Where It All Goes Down
A House
We don't know where the narrator is while he's telling the story of the old man's murder. The story he tells us takes place inside a random old house about which few details are directly given. We are told that the old man keeps his shutters tightly locked. A neighbor hears at least one of the story's two screams. The cops arrive promptly, just after the narrator has hidden the body. As such, the house might be in an urban area, possibly a high-crime one.
As to the interior of the house, we only hear about the old man's bedroom, which is the a place where horror plays in the dark while the old man sleeps, completely unaware. The room is all the more scary because it isn't described, because we can't see it. This story taps our fears of the dark, and what the dark might hold.

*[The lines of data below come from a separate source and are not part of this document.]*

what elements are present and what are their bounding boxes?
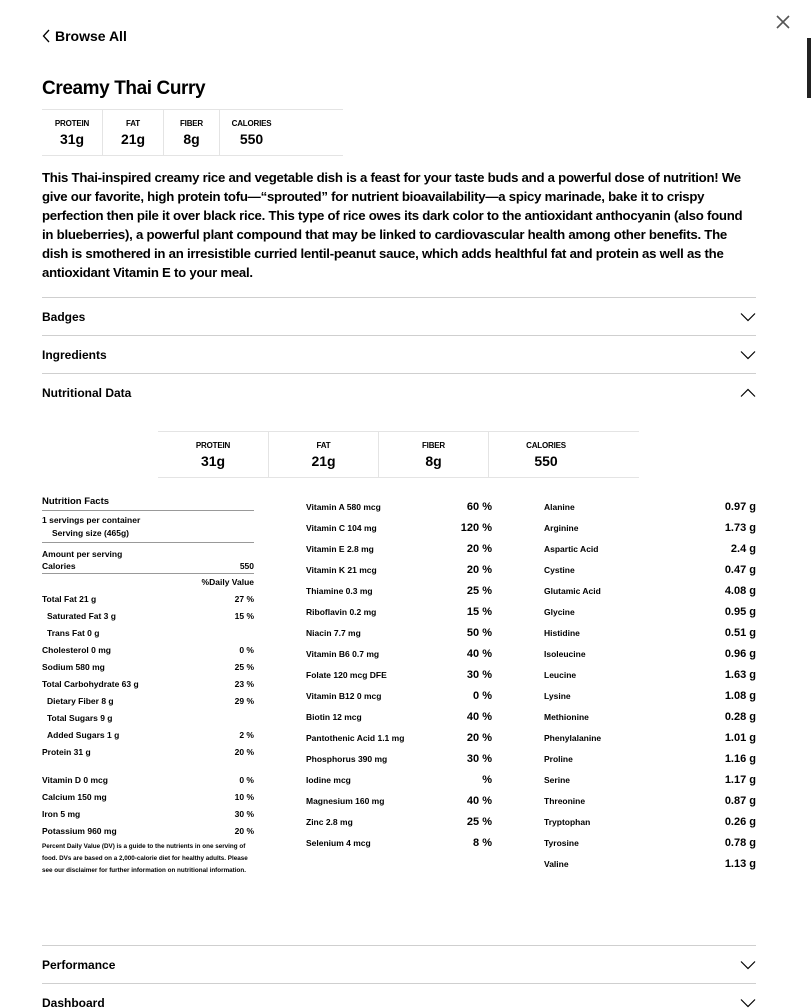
- chevron-up-icon: [740, 388, 756, 398]
- item-value: 40 %: [466, 647, 492, 660]
- chevron-down-icon: [740, 998, 756, 1008]
- list-item: [544, 580, 756, 601]
- nutrient-rows: [42, 590, 254, 760]
- item-name: Added Sugars 1 g: [47, 729, 120, 740]
- item-name: Arginine: [544, 522, 579, 533]
- item-name: Selenium 4 mcg: [306, 837, 371, 848]
- nutritional-data-accordion[interactable]: [42, 373, 756, 411]
- item-value: 29 %: [234, 695, 254, 706]
- item-name: Total Fat 21 g: [42, 593, 97, 604]
- item-value: 25 %: [234, 661, 254, 672]
- item-value: 20 %: [466, 731, 492, 744]
- product-description: This Thai-inspired creamy rice and vegetable dish is a feast for your taste buds and a powerful dose of nutrition! We give our favorite, high protein tofu—“sprouted” for nutrient bioavailability—a spicy marinade, bake it to crispy perfection then pile it over black rice. This type of rice owes its dark color to the antioxidant anthocyanin (also found in blueberries), a powerful plant compound that may be linked to cardiovascular health among other benefits. The dish is smothered in an irresistible curried lentil-peanut sauce, which adds healthful fat and protein as well as the antioxidant Vitamin E to your meal.: [42, 170, 743, 280]
- ingredients-accordion[interactable]: [42, 335, 756, 373]
- list-item: [306, 538, 492, 559]
- item-value: 0.96 g: [724, 647, 756, 660]
- list-item: [544, 832, 756, 853]
- item-name: Vitamin K 21 mcg: [306, 564, 377, 575]
- item-name: Total Carbohydrate 63 g: [42, 678, 139, 689]
- item-value: 25 %: [466, 584, 492, 597]
- item-value: 23 %: [234, 678, 254, 689]
- item-value: 0.51 g: [724, 626, 756, 639]
- accordion-label: Nutritional Data: [42, 385, 132, 400]
- list-item: [544, 559, 756, 580]
- item-name: Histidine: [544, 627, 580, 638]
- performance-accordion[interactable]: [42, 945, 756, 983]
- chevron-down-icon: [740, 312, 756, 322]
- item-value: 0.28 g: [724, 710, 756, 723]
- list-item: [544, 853, 756, 874]
- servings-info: 1 servings per container Serving size (465g): [42, 511, 254, 543]
- scrollbar[interactable]: [807, 38, 811, 98]
- item-value: 40 %: [466, 794, 492, 807]
- calories-block: Amount per serving Calories 550 %Daily Value: [42, 543, 254, 590]
- close-button[interactable]: [774, 13, 792, 31]
- list-item: [42, 743, 254, 760]
- list-item: [42, 788, 254, 805]
- list-item: [42, 658, 254, 675]
- item-name: Threonine: [544, 795, 586, 806]
- item-value: 0.97 g: [724, 500, 756, 513]
- item-name: Iodine mcg: [306, 774, 351, 785]
- list-item: [544, 622, 756, 643]
- item-value: 1.73 g: [724, 521, 756, 534]
- item-name: Calcium 150 mg: [42, 791, 107, 802]
- item-value: 20 %: [234, 746, 254, 757]
- item-name: Vitamin E 2.8 mg: [306, 543, 374, 554]
- list-item: [306, 769, 492, 790]
- amino-acids-list: [544, 496, 756, 874]
- item-value: 1.01 g: [724, 731, 756, 744]
- item-value: 4.08 g: [724, 584, 756, 597]
- list-item: [42, 590, 254, 607]
- chevron-down-icon: [740, 350, 756, 360]
- item-value: 2 %: [239, 729, 254, 740]
- item-name: Dietary Fiber 8 g: [47, 695, 114, 706]
- list-item: [306, 706, 492, 727]
- item-value: 2.4 g: [730, 542, 756, 555]
- item-value: 50 %: [466, 626, 492, 639]
- item-value: 27 %: [234, 593, 254, 604]
- accordion-label: Performance: [42, 957, 116, 972]
- list-item: [544, 664, 756, 685]
- item-name: Serine: [544, 774, 570, 785]
- item-name: Aspartic Acid: [544, 543, 599, 554]
- item-name: Sodium 580 mg: [42, 661, 105, 672]
- item-value: 20 %: [466, 563, 492, 576]
- item-name: Tyrosine: [544, 837, 579, 848]
- item-value: 15 %: [234, 610, 254, 621]
- item-value: 120 %: [460, 521, 492, 534]
- macro-fiber: FIBER 8g: [163, 110, 219, 155]
- list-item: [544, 643, 756, 664]
- item-value: 15 %: [466, 605, 492, 618]
- macro-fiber: FIBER 8g: [378, 432, 488, 477]
- list-item: [306, 685, 492, 706]
- item-value: 8 %: [473, 836, 492, 849]
- item-name: Folate 120 mcg DFE: [306, 669, 387, 680]
- page-title: Creamy Thai Curry: [42, 78, 206, 99]
- item-value: 0.78 g: [724, 836, 756, 849]
- list-item: [42, 709, 254, 726]
- item-value: 20 %: [466, 542, 492, 555]
- item-value: 1.13 g: [724, 857, 756, 870]
- item-value: 60 %: [466, 500, 492, 513]
- list-item: [544, 790, 756, 811]
- accordion-label: Ingredients: [42, 347, 107, 362]
- list-item: [42, 726, 254, 743]
- item-name: Phenylalanine: [544, 732, 602, 743]
- item-name: Lysine: [544, 690, 571, 701]
- item-value: 0 %: [239, 644, 254, 655]
- item-name: Biotin 12 mcg: [306, 711, 362, 722]
- nutrition-facts-title: Nutrition Facts: [42, 497, 254, 511]
- accordion-label: Badges: [42, 309, 86, 324]
- list-item: [544, 748, 756, 769]
- nutrition-facts-panel: [42, 497, 254, 877]
- item-value: 30 %: [466, 752, 492, 765]
- item-value: 0 %: [473, 689, 492, 702]
- item-name: Thiamine 0.3 mg: [306, 585, 373, 596]
- list-item: [306, 748, 492, 769]
- mineral-rows: [42, 771, 254, 839]
- list-item: [306, 664, 492, 685]
- list-item: [42, 692, 254, 709]
- item-name: Zinc 2.8 mg: [306, 816, 353, 827]
- item-value: 0 %: [239, 774, 254, 785]
- list-item: [544, 685, 756, 706]
- list-item: [306, 601, 492, 622]
- item-name: Vitamin B12 0 mcg: [306, 690, 382, 701]
- list-item: [306, 790, 492, 811]
- item-name: Tryptophan: [544, 816, 591, 827]
- list-item: [42, 771, 254, 788]
- badges-accordion[interactable]: [42, 297, 756, 335]
- item-value: 1.17 g: [724, 773, 756, 786]
- close-icon: [774, 13, 792, 31]
- item-name: Trans Fat 0 g: [47, 627, 100, 638]
- list-item: [42, 822, 254, 839]
- daily-value-note: Percent Daily Value (DV) is a guide to the nutrients in one serving of food. DVs are based on a 2,000-calorie diet for healthy adults. Please see our disclaimer for further information on nutritional information.: [42, 843, 248, 874]
- item-name: Iron 5 mg: [42, 808, 81, 819]
- item-name: Saturated Fat 3 g: [47, 610, 116, 621]
- item-value: 40 %: [466, 710, 492, 723]
- macro-calories: CALORIES 550: [219, 110, 283, 155]
- list-item: [306, 727, 492, 748]
- list-item: [306, 559, 492, 580]
- macro-summary: [42, 109, 343, 156]
- macro-calories: CALORIES 550: [488, 432, 603, 477]
- browse-all-link[interactable]: [42, 28, 127, 44]
- item-name: Riboflavin 0.2 mg: [306, 606, 377, 617]
- item-name: Isoleucine: [544, 648, 586, 659]
- item-name: Alanine: [544, 501, 575, 512]
- item-value: 20 %: [234, 825, 254, 836]
- item-name: Magnesium 160 mg: [306, 795, 385, 806]
- macro-summary-nutrition: [158, 431, 639, 478]
- item-value: 0.47 g: [724, 563, 756, 576]
- item-value: 0.95 g: [724, 605, 756, 618]
- back-label: Browse All: [55, 28, 127, 44]
- item-name: Vitamin B6 0.7 mg: [306, 648, 380, 659]
- macro-protein: PROTEIN 31g: [54, 118, 90, 147]
- item-name: Valine: [544, 858, 569, 869]
- item-value: 0.26 g: [724, 815, 756, 828]
- item-value: 0.87 g: [724, 794, 756, 807]
- list-item: [42, 607, 254, 624]
- item-name: Phosphorus 390 mg: [306, 753, 388, 764]
- item-name: Cholesterol 0 mg: [42, 644, 111, 655]
- item-value: 30 %: [466, 668, 492, 681]
- item-value: 1.63 g: [724, 668, 756, 681]
- vitamins-list: [306, 496, 492, 853]
- item-name: Total Sugars 9 g: [47, 712, 113, 723]
- list-item: [42, 805, 254, 822]
- list-item: [544, 517, 756, 538]
- item-name: Glycine: [544, 606, 575, 617]
- list-item: [306, 580, 492, 601]
- list-item: [544, 811, 756, 832]
- item-name: Leucine: [544, 669, 577, 680]
- item-name: Niacin 7.7 mg: [306, 627, 361, 638]
- list-item: [544, 538, 756, 559]
- dashboard-accordion[interactable]: [42, 983, 756, 1008]
- list-item: [306, 622, 492, 643]
- macro-protein: PROTEIN 31g: [195, 440, 231, 469]
- list-item: [306, 643, 492, 664]
- item-value: 30 %: [234, 808, 254, 819]
- list-item: [544, 727, 756, 748]
- list-item: [544, 706, 756, 727]
- item-name: Potassium 960 mg: [42, 825, 117, 836]
- list-item: [544, 769, 756, 790]
- list-item: [306, 517, 492, 538]
- item-name: Glutamic Acid: [544, 585, 601, 596]
- item-name: Vitamin D 0 mcg: [42, 774, 108, 785]
- item-value: %: [482, 773, 492, 786]
- chevron-left-icon: [42, 29, 51, 43]
- item-value: 1.08 g: [724, 689, 756, 702]
- macro-fat: FAT 21g: [102, 110, 163, 155]
- item-name: Proline: [544, 753, 573, 764]
- item-name: Methionine: [544, 711, 589, 722]
- list-item: [544, 496, 756, 517]
- list-item: [306, 811, 492, 832]
- accordion-label: Dashboard: [42, 995, 105, 1008]
- item-name: Cystine: [544, 564, 575, 575]
- macro-fat: FAT 21g: [268, 432, 378, 477]
- chevron-down-icon: [740, 960, 756, 970]
- item-name: Vitamin C 104 mg: [306, 522, 377, 533]
- item-value: 10 %: [234, 791, 254, 802]
- list-item: [42, 675, 254, 692]
- list-item: [42, 624, 254, 641]
- list-item: [306, 496, 492, 517]
- item-name: Protein 31 g: [42, 746, 91, 757]
- list-item: [544, 601, 756, 622]
- list-item: [306, 832, 492, 853]
- item-value: 25 %: [466, 815, 492, 828]
- item-value: 1.16 g: [724, 752, 756, 765]
- item-name: Pantothenic Acid 1.1 mg: [306, 732, 405, 743]
- list-item: [42, 641, 254, 658]
- item-name: Vitamin A 580 mcg: [306, 501, 381, 512]
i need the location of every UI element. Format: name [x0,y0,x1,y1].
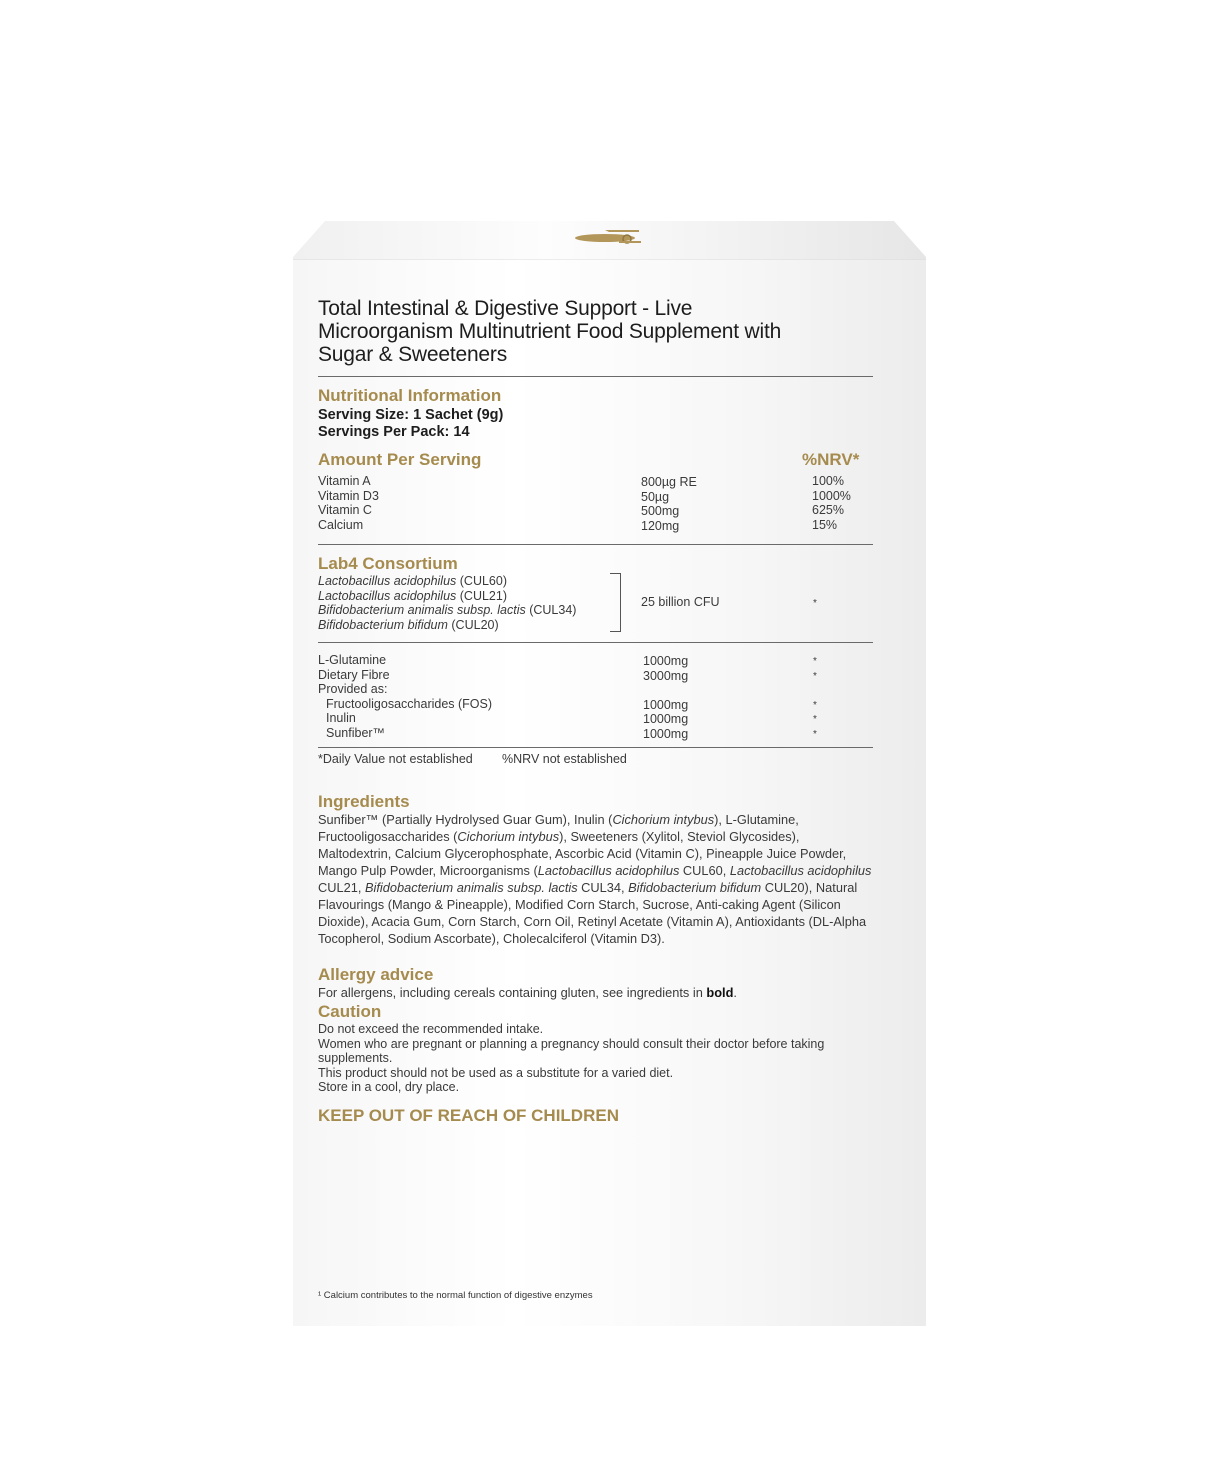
caution-heading: Caution [318,1002,382,1021]
amount-per-serving-heading: Amount Per Serving [318,450,482,469]
nutrient-amount: 500mg [641,504,680,518]
strain-code: (CUL60) [456,574,507,588]
caution-text [318,1022,824,1095]
keep-out-of-reach-warning: KEEP OUT OF REACH OF CHILDREN [318,1106,619,1125]
allergy-text-end: . [733,985,737,1000]
ingredients-heading: Ingredients [318,792,410,811]
ingredient-latin-name: Bifidobacterium animalis subsp. lactis [364,880,578,895]
nutrient-name: Dietary Fibre [318,667,390,682]
nutrient-amount: 1000mg [643,654,689,668]
daily-value-footnote: *Daily Value not established [318,752,473,766]
divider [318,376,873,377]
ingredient-text-segment: CUL21, [318,880,365,895]
strain-bracket [610,573,621,632]
nutrient-amount: 1000mg [643,712,689,726]
consortium-heading: Lab4 Consortium [318,554,458,573]
nutrient-nrv: 100% [812,474,844,488]
strain-list [318,574,576,632]
divider [318,747,873,748]
nutrient-nrv: * [813,670,817,682]
nutrient-name: Provided as: [318,682,388,696]
strain-species: Bifidobacterium bifidum [318,617,448,632]
ingredient-latin-name: Cichorium intybus [457,829,560,844]
strain-code: (CUL34) [525,603,577,617]
ingredient-text-segment: Sunfiber™ (Partially Hydrolysed Guar Gum), Inulin ( [318,812,613,827]
nutrient-name: Inulin [326,711,356,725]
nutrient-nrv: 15% [812,517,838,532]
product-title [318,297,878,366]
ingredients-text [318,811,873,947]
nutrient-amount: 800µg RE [641,475,697,489]
divider [318,642,873,643]
nutrient-nrv: * [813,714,817,725]
servings-per-pack: Servings Per Pack: 14 [318,424,470,440]
nutrient-name: Sunfiber™ [326,725,386,740]
strain-item [318,618,576,633]
calcium-footnote: ¹ Calcium contributes to the normal function of digestive enzymes [318,1290,593,1301]
nutrition-heading: Nutritional Information [318,386,502,405]
nutrient-nrv [813,684,817,699]
allergy-text [318,984,873,1001]
other-nutrient-amounts [643,654,688,741]
allergy-heading: Allergy advice [318,965,434,984]
nutrient-name: Calcium [318,517,364,532]
nutrient-name: Vitamin C [318,503,372,517]
ingredient-text-segment: CUL60, [679,863,730,878]
allergy-bold-word: bold [706,985,734,1000]
other-nutrient-nrvs [813,655,817,742]
nutrient-name: Vitamin A [318,474,371,488]
strain-species: Bifidobacterium animalis subsp. lactis [318,603,526,617]
nutrient-name: Fructooligosaccharides (FOS) [326,696,493,711]
allergy-text-main: For allergens, including cereals containing gluten, see ingredients in [318,985,707,1000]
ingredient-latin-name: Lactobacillus acidophilus [537,863,680,878]
other-nutrient-names [318,653,492,740]
caution-line: Do not exceed the recommended intake. [318,1022,544,1036]
vitamin-amounts [641,475,697,533]
nrv-heading: %NRV* [802,450,860,469]
nutrient-name: Vitamin D3 [318,488,379,503]
nutrient-amount: 3000mg [643,668,689,683]
title-line: Total Intestinal & Digestive Support - Live [318,297,693,320]
ingredient-text-segment: CUL34, [577,880,629,895]
strain-item [318,574,576,589]
strain-code: (CUL20) [447,617,499,632]
nutrient-nrv: * [813,728,817,740]
consortium-nrv: * [813,598,817,609]
vitamin-names [318,474,379,532]
nutrient-name: L-Glutamine [318,653,387,667]
ingredient-text-segment: ), Sweeteners (Xylitol, Steviol Glycosides), Maltodextrin, Calcium Glycerophosphate, Ascorbic Acid (Vitamin C), Pineapple Juice Powder, Mango Pulp Powder, Microorganisms ( [318,829,847,878]
title-line: Sugar & Sweeteners [318,343,508,366]
serving-size: Serving Size: 1 Sachet (9g) [318,407,504,423]
ingredient-latin-name: Lactobacillus acidophilus [729,863,872,878]
nutrient-nrv: 1000% [812,488,851,503]
nutrient-amount [643,683,688,698]
consortium-amount: 25 billion CFU [641,595,720,609]
strain-item [318,589,576,604]
nutrient-nrv: * [813,699,817,711]
strain-code: (CUL21) [456,588,507,603]
caution-line: Women who are pregnant or planning a pregnancy should consult their doctor before taking [318,1036,825,1051]
nutrient-amount: 1000mg [643,697,689,712]
nutrient-amount: 50µg [641,489,670,504]
ingredient-text-segment: CUL20), Natural Flavourings (Mango & Pineapple), Modified Corn Starch, Sucrose, Anti-caking Agent (Silicon Dioxide), Acacia Gum, Corn Starch, Corn Oil, Retinyl Acetate (Vitamin A), Antioxidants (DL-Alpha Tocopherol, Sodium Ascorbate), Cholecalciferol (Vitamin D3). [318,880,867,946]
ingredient-text-segment: ), L-Glutamine, Fructooligosaccharides ( [318,812,799,844]
nutrient-amount: 1000mg [643,726,689,741]
nutrient-nrv: 625% [812,503,844,517]
strain-item [318,603,576,618]
caution-line: Store in a cool, dry place. [318,1080,460,1094]
title-line: Microorganism Multinutrient Food Supplement with [318,320,782,343]
vitamin-nrvs [812,474,851,532]
nutrient-amount: 120mg [641,518,680,533]
strain-species: Lactobacillus acidophilus [318,588,457,603]
divider [318,544,873,545]
caution-line: This product should not be used as a substitute for a varied diet. [318,1065,674,1080]
nrv-footnote: %NRV not established [502,752,627,766]
ingredient-latin-name: Cichorium intybus [612,812,715,827]
ingredient-latin-name: Bifidobacterium bifidum [628,880,762,895]
brand-logo-icon [575,228,645,244]
strain-species: Lactobacillus acidophilus [318,574,457,588]
caution-line: supplements. [318,1051,393,1065]
nutrient-nrv: * [813,656,817,667]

In speech class you probably heard that a majority of people (in America) claim that public speaking is their number one fear. What about the fear of someone in your own house spying on you each night while you sleep, wanting to kill you, and then being totally friendly to you during the day? Even without the murder part, that kicks public speaking in the pants if you ask us.
The "ideal" bedroom is supposed to be a fairly private place where we can rest and recuperate without fear. The narrator completely violates the sanctity of the bedroom in this story. The night spying is possibly more terrifying for our imaginations than the murder itself.
As with many Poe stories, the landscape of the narrator's mind is also a setting of the story, and it echoes the external or surface setting, the man's bedroom. Just as we are unable to see the bedroom, the narrator is unable to see his own mind.